AWS Client VPN and Remote Access
Learn AWS Networking and Content Delivery - Part 036
AWS Client VPN dan remote access deep dive: endpoint, client CIDR, target network association, routing, authorization rules, split tunnel, authentication, security group, multi-VPC access, observability, cost, dan runbook produksi.
Part 036 — AWS Client VPN and Remote Access
Remote access bukan sekadar “engineer bisa SSH ke private subnet”.
Remote access adalah control plane manusia menuju network internal. Karena manusia, laptop, credential, identity provider, endpoint, route table, dan security group semuanya ikut bermain, desainnya harus lebih ketat daripada koneksi antar-server.

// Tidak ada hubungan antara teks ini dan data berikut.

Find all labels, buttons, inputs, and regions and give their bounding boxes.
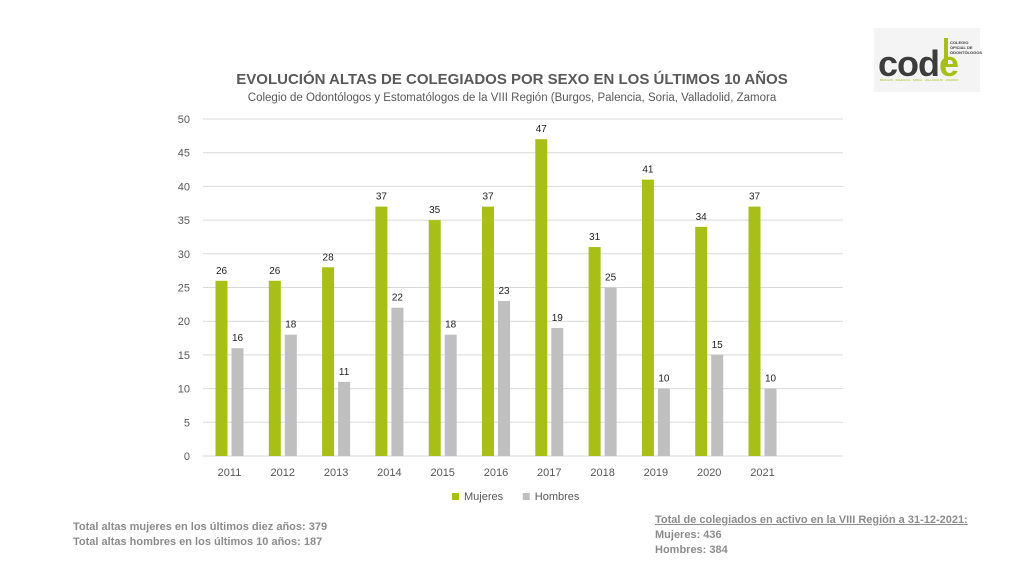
x-tick-label: 2020 xyxy=(697,467,721,479)
gridlines xyxy=(203,118,843,457)
y-tick-label: 5 xyxy=(184,417,190,429)
bar-hombres xyxy=(551,327,564,456)
bar-hombres xyxy=(498,300,510,456)
bar-hombres xyxy=(711,354,724,456)
y-tick-label: 45 xyxy=(178,148,190,160)
bar-hombres xyxy=(764,388,777,456)
data-label: 26 xyxy=(269,266,281,277)
y-tick-label: 40 xyxy=(178,181,190,193)
bar-hombres xyxy=(657,388,670,456)
x-tick-label: 2013 xyxy=(324,467,348,479)
data-label: 26 xyxy=(216,266,228,277)
y-tick-label: 0 xyxy=(184,451,190,463)
logo-accent-bar xyxy=(944,38,948,66)
y-axis: 0 5 10 15 20 25 30 35 40 45 50 xyxy=(178,114,190,463)
bar-mujeres xyxy=(641,179,654,456)
x-tick-label: 2011 xyxy=(218,467,242,479)
data-label: 16 xyxy=(232,333,244,344)
data-label: 19 xyxy=(552,313,564,324)
data-label: 37 xyxy=(376,192,388,203)
logo-word-co: co xyxy=(878,43,919,84)
chart-title: EVOLUCIÓN ALTAS DE COLEGIADOS POR SEXO E… xyxy=(236,70,787,88)
logo-cities: BURGOS · PALENCIA · SORIA · VALLADOLID ·… xyxy=(880,78,959,82)
data-label: 10 xyxy=(765,374,777,385)
bar-mujeres xyxy=(482,206,494,456)
y-tick-label: 15 xyxy=(178,350,190,362)
logo-caption: COLEGIO OFICIAL DE ODONTÓLOGOS xyxy=(950,40,982,55)
data-label: 37 xyxy=(749,192,761,203)
data-label: 23 xyxy=(498,286,510,297)
x-tick-label: 2016 xyxy=(484,467,508,479)
code-logo: code COLEGIO OFICIAL DE ODONTÓLOGOS BURG… xyxy=(874,28,982,92)
bar-mujeres xyxy=(375,206,388,456)
bar-hombres xyxy=(338,381,351,456)
data-label: 47 xyxy=(536,124,548,135)
y-tick-label: 25 xyxy=(178,283,190,295)
legend: Mujeres Hombres xyxy=(452,491,580,503)
x-tick-label: 2019 xyxy=(644,467,668,479)
data-label: 25 xyxy=(605,273,617,284)
women-total-text: Total altas mujeres en los últimos diez … xyxy=(73,521,328,533)
data-label: 18 xyxy=(445,320,457,331)
bar-hombres xyxy=(284,334,297,456)
data-label: 10 xyxy=(658,374,670,385)
footer-left: Total altas mujeres en los últimos diez … xyxy=(73,520,327,550)
bar-mujeres xyxy=(535,139,548,456)
legend-swatch-hombres xyxy=(522,493,530,500)
data-label: 18 xyxy=(285,320,297,331)
legend-label-mujeres: Mujeres xyxy=(464,491,504,503)
bar-mujeres xyxy=(322,267,335,456)
x-tick-label: 2015 xyxy=(430,467,454,479)
x-tick-label: 2021 xyxy=(750,467,774,479)
footer-right: Total de colegiados en activo en la VIII… xyxy=(655,513,968,558)
data-label: 15 xyxy=(712,340,724,351)
bar-mujeres xyxy=(215,280,228,456)
logo-wordmark: code xyxy=(878,43,959,84)
active-men-text: Hombres: 384 xyxy=(655,544,728,556)
legend-swatch-mujeres xyxy=(452,493,459,500)
bar-mujeres xyxy=(268,280,281,456)
data-label: 11 xyxy=(339,367,350,378)
logo-word-d: d xyxy=(918,43,940,84)
bar-mujeres xyxy=(428,220,441,456)
data-label: 22 xyxy=(392,293,404,304)
x-tick-label: 2018 xyxy=(590,467,614,479)
legend-label-hombres: Hombres xyxy=(535,491,580,503)
data-label: 34 xyxy=(696,212,708,223)
x-tick-label: 2012 xyxy=(271,467,295,479)
logo-word-e: e xyxy=(939,43,959,84)
bar-mujeres xyxy=(748,206,761,456)
x-axis: 2011 2012 2013 2014 2015 2016 2017 2018 2019 2020… xyxy=(218,467,775,479)
data-label: 41 xyxy=(642,165,654,176)
active-heading: Total de colegiados en activo en la VIII… xyxy=(655,514,968,526)
bar-mujeres xyxy=(695,226,708,456)
x-tick-label: 2014 xyxy=(377,467,401,479)
y-tick-label: 35 xyxy=(178,215,190,227)
y-tick-label: 20 xyxy=(178,316,190,328)
data-label: 28 xyxy=(323,252,335,263)
bar-hombres xyxy=(391,307,404,456)
men-total-text: Total altas hombres en los últimos 10 añ… xyxy=(73,536,323,548)
bar-hombres xyxy=(231,348,244,456)
data-label: 37 xyxy=(482,192,494,203)
bars: 26 16 26 18 28 11 37 22 35 18 37 23 47 19 31 25 41 10 34 15… xyxy=(215,124,777,456)
chart-subtitle: Colegio de Odontólogos y Estomatólogos d… xyxy=(248,92,777,104)
bar-hombres xyxy=(444,334,457,456)
bar-mujeres xyxy=(588,247,601,456)
data-label: 35 xyxy=(429,205,441,216)
y-tick-label: 50 xyxy=(178,114,190,126)
bar-hombres xyxy=(604,287,617,456)
y-tick-label: 10 xyxy=(178,384,190,396)
active-women-text: Mujeres: 436 xyxy=(655,529,722,541)
x-tick-label: 2017 xyxy=(537,467,561,479)
y-tick-label: 30 xyxy=(178,249,190,261)
data-label: 31 xyxy=(589,232,601,243)
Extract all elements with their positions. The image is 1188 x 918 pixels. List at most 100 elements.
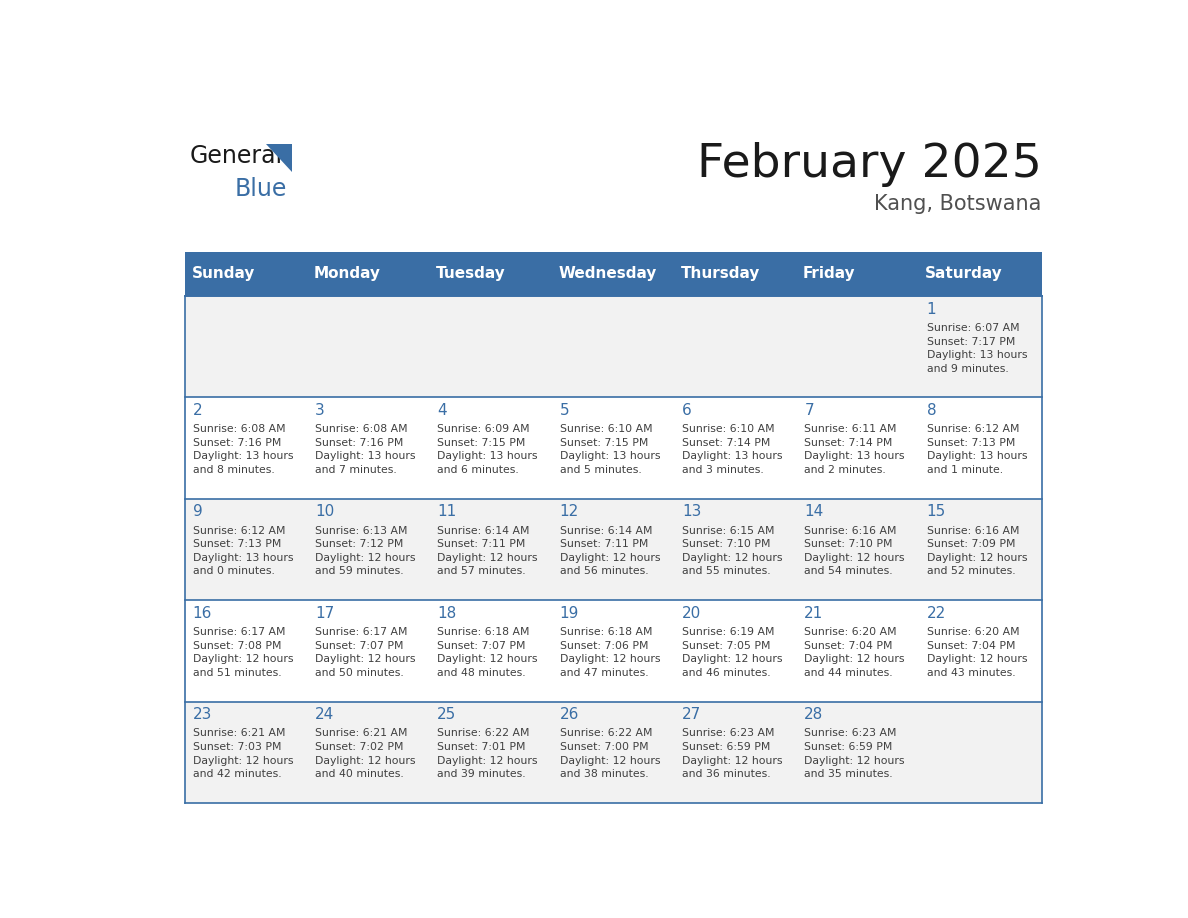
Text: 7: 7	[804, 403, 814, 418]
Text: 5: 5	[560, 403, 569, 418]
Text: General: General	[190, 144, 283, 168]
Text: 21: 21	[804, 606, 823, 621]
Bar	[308, 397, 430, 498]
Bar	[430, 701, 552, 803]
Text: 27: 27	[682, 707, 701, 722]
Text: 1: 1	[927, 302, 936, 317]
Bar	[920, 297, 1042, 397]
Text: Sunday: Sunday	[191, 266, 254, 281]
Text: Thursday: Thursday	[681, 266, 760, 281]
Bar	[675, 701, 797, 803]
Text: 22: 22	[927, 606, 946, 621]
Text: Sunrise: 6:21 AM
Sunset: 7:03 PM
Daylight: 12 hours
and 42 minutes.: Sunrise: 6:21 AM Sunset: 7:03 PM Dayligh…	[192, 728, 293, 779]
Bar	[920, 600, 1042, 701]
Bar	[675, 252, 797, 297]
Bar	[430, 600, 552, 701]
Bar	[430, 397, 552, 498]
Text: 6: 6	[682, 403, 691, 418]
Bar	[308, 600, 430, 701]
Text: Wednesday: Wednesday	[558, 266, 657, 281]
Bar	[920, 252, 1042, 297]
Text: Sunrise: 6:12 AM
Sunset: 7:13 PM
Daylight: 13 hours
and 0 minutes.: Sunrise: 6:12 AM Sunset: 7:13 PM Dayligh…	[192, 526, 293, 577]
Text: Sunrise: 6:11 AM
Sunset: 7:14 PM
Daylight: 13 hours
and 2 minutes.: Sunrise: 6:11 AM Sunset: 7:14 PM Dayligh…	[804, 424, 905, 476]
Bar	[675, 297, 797, 397]
Bar	[552, 297, 675, 397]
Bar	[797, 498, 920, 600]
Bar	[675, 600, 797, 701]
Bar	[552, 397, 675, 498]
Text: Sunrise: 6:17 AM
Sunset: 7:07 PM
Daylight: 12 hours
and 50 minutes.: Sunrise: 6:17 AM Sunset: 7:07 PM Dayligh…	[315, 627, 416, 677]
Text: 2: 2	[192, 403, 202, 418]
Text: 15: 15	[927, 505, 946, 520]
Text: 17: 17	[315, 606, 334, 621]
Bar	[430, 297, 552, 397]
Bar	[552, 701, 675, 803]
Text: Sunrise: 6:10 AM
Sunset: 7:14 PM
Daylight: 13 hours
and 3 minutes.: Sunrise: 6:10 AM Sunset: 7:14 PM Dayligh…	[682, 424, 783, 476]
Bar	[552, 600, 675, 701]
Text: Tuesday: Tuesday	[436, 266, 506, 281]
Text: Sunrise: 6:07 AM
Sunset: 7:17 PM
Daylight: 13 hours
and 9 minutes.: Sunrise: 6:07 AM Sunset: 7:17 PM Dayligh…	[927, 323, 1028, 374]
Text: Sunrise: 6:10 AM
Sunset: 7:15 PM
Daylight: 13 hours
and 5 minutes.: Sunrise: 6:10 AM Sunset: 7:15 PM Dayligh…	[560, 424, 661, 476]
Text: 3: 3	[315, 403, 324, 418]
Text: Sunrise: 6:22 AM
Sunset: 7:00 PM
Daylight: 12 hours
and 38 minutes.: Sunrise: 6:22 AM Sunset: 7:00 PM Dayligh…	[560, 728, 661, 779]
Text: Sunrise: 6:20 AM
Sunset: 7:04 PM
Daylight: 12 hours
and 44 minutes.: Sunrise: 6:20 AM Sunset: 7:04 PM Dayligh…	[804, 627, 905, 677]
Text: Sunrise: 6:23 AM
Sunset: 6:59 PM
Daylight: 12 hours
and 36 minutes.: Sunrise: 6:23 AM Sunset: 6:59 PM Dayligh…	[682, 728, 783, 779]
Bar	[308, 252, 430, 297]
Text: Sunrise: 6:23 AM
Sunset: 6:59 PM
Daylight: 12 hours
and 35 minutes.: Sunrise: 6:23 AM Sunset: 6:59 PM Dayligh…	[804, 728, 905, 779]
Bar	[185, 252, 308, 297]
Bar	[797, 701, 920, 803]
Bar	[308, 701, 430, 803]
Bar	[675, 397, 797, 498]
Text: Sunrise: 6:22 AM
Sunset: 7:01 PM
Daylight: 12 hours
and 39 minutes.: Sunrise: 6:22 AM Sunset: 7:01 PM Dayligh…	[437, 728, 538, 779]
Bar	[185, 397, 308, 498]
Text: Sunrise: 6:20 AM
Sunset: 7:04 PM
Daylight: 12 hours
and 43 minutes.: Sunrise: 6:20 AM Sunset: 7:04 PM Dayligh…	[927, 627, 1028, 677]
Text: 4: 4	[437, 403, 447, 418]
Text: Friday: Friday	[803, 266, 855, 281]
Text: 12: 12	[560, 505, 579, 520]
Bar	[185, 297, 308, 397]
Bar	[185, 600, 308, 701]
Bar	[185, 701, 308, 803]
Text: 20: 20	[682, 606, 701, 621]
Text: 11: 11	[437, 505, 456, 520]
Text: 9: 9	[192, 505, 202, 520]
Bar	[797, 252, 920, 297]
Text: Sunrise: 6:12 AM
Sunset: 7:13 PM
Daylight: 13 hours
and 1 minute.: Sunrise: 6:12 AM Sunset: 7:13 PM Dayligh…	[927, 424, 1028, 476]
Text: Kang, Botswana: Kang, Botswana	[874, 194, 1042, 214]
Bar	[920, 498, 1042, 600]
Text: 23: 23	[192, 707, 213, 722]
Bar	[920, 397, 1042, 498]
Bar	[675, 498, 797, 600]
Bar	[920, 701, 1042, 803]
Text: 16: 16	[192, 606, 213, 621]
Text: Sunrise: 6:16 AM
Sunset: 7:09 PM
Daylight: 12 hours
and 52 minutes.: Sunrise: 6:16 AM Sunset: 7:09 PM Dayligh…	[927, 526, 1028, 577]
Text: 13: 13	[682, 505, 701, 520]
Text: 14: 14	[804, 505, 823, 520]
Bar	[308, 498, 430, 600]
Text: 24: 24	[315, 707, 334, 722]
Bar	[430, 498, 552, 600]
Bar	[552, 498, 675, 600]
Text: 10: 10	[315, 505, 334, 520]
Text: Sunrise: 6:08 AM
Sunset: 7:16 PM
Daylight: 13 hours
and 8 minutes.: Sunrise: 6:08 AM Sunset: 7:16 PM Dayligh…	[192, 424, 293, 476]
Text: 18: 18	[437, 606, 456, 621]
Text: Sunrise: 6:13 AM
Sunset: 7:12 PM
Daylight: 12 hours
and 59 minutes.: Sunrise: 6:13 AM Sunset: 7:12 PM Dayligh…	[315, 526, 416, 577]
Bar	[308, 297, 430, 397]
Text: Sunrise: 6:19 AM
Sunset: 7:05 PM
Daylight: 12 hours
and 46 minutes.: Sunrise: 6:19 AM Sunset: 7:05 PM Dayligh…	[682, 627, 783, 677]
Bar	[797, 297, 920, 397]
Text: 28: 28	[804, 707, 823, 722]
Text: Sunrise: 6:14 AM
Sunset: 7:11 PM
Daylight: 12 hours
and 56 minutes.: Sunrise: 6:14 AM Sunset: 7:11 PM Dayligh…	[560, 526, 661, 577]
Text: Sunrise: 6:18 AM
Sunset: 7:07 PM
Daylight: 12 hours
and 48 minutes.: Sunrise: 6:18 AM Sunset: 7:07 PM Dayligh…	[437, 627, 538, 677]
Text: Sunrise: 6:09 AM
Sunset: 7:15 PM
Daylight: 13 hours
and 6 minutes.: Sunrise: 6:09 AM Sunset: 7:15 PM Dayligh…	[437, 424, 538, 476]
Bar	[797, 397, 920, 498]
Bar	[430, 252, 552, 297]
Text: Sunrise: 6:14 AM
Sunset: 7:11 PM
Daylight: 12 hours
and 57 minutes.: Sunrise: 6:14 AM Sunset: 7:11 PM Dayligh…	[437, 526, 538, 577]
Text: Blue: Blue	[234, 177, 286, 201]
Text: Sunrise: 6:17 AM
Sunset: 7:08 PM
Daylight: 12 hours
and 51 minutes.: Sunrise: 6:17 AM Sunset: 7:08 PM Dayligh…	[192, 627, 293, 677]
Bar	[185, 498, 308, 600]
Text: February 2025: February 2025	[696, 142, 1042, 187]
Text: Monday: Monday	[314, 266, 381, 281]
Text: Sunrise: 6:18 AM
Sunset: 7:06 PM
Daylight: 12 hours
and 47 minutes.: Sunrise: 6:18 AM Sunset: 7:06 PM Dayligh…	[560, 627, 661, 677]
Text: 25: 25	[437, 707, 456, 722]
Text: Sunrise: 6:21 AM
Sunset: 7:02 PM
Daylight: 12 hours
and 40 minutes.: Sunrise: 6:21 AM Sunset: 7:02 PM Dayligh…	[315, 728, 416, 779]
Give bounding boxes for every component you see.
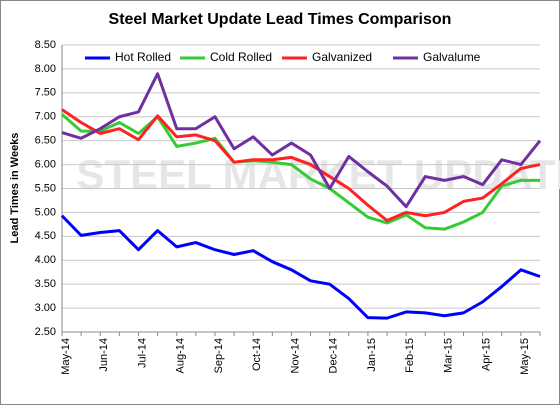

AWS Client VPN adalah managed client-based VPN service berbasis OpenVPN yang memungkinkan user mengakses resource AWS dan on-premises network secara aman dari lokasi mana pun. Tetapi aman/tidaknya bukan otomatis dari nama service. Aman/tidaknya ditentukan oleh:
- authentication model;
- client CIDR;
- target network association;
- endpoint route table;
- authorization rules;
- security group;
- VPC route table;
- split tunnel/full tunnel decision;
- logging;
- lifecycle credential/certificate;
- operational runbook.
Part ini membahas Client VPN sebagai production remote access system.
1. Mental Model
Client VPN membuat endpoint VPN regional. User memakai client OpenVPN-compatible untuk connect. Setelah authenticated dan authorized, traffic user masuk ke VPC melalui subnet target network yang diasosiasikan ke endpoint.
Client VPN bukan magic tunnel langsung ke semua resource.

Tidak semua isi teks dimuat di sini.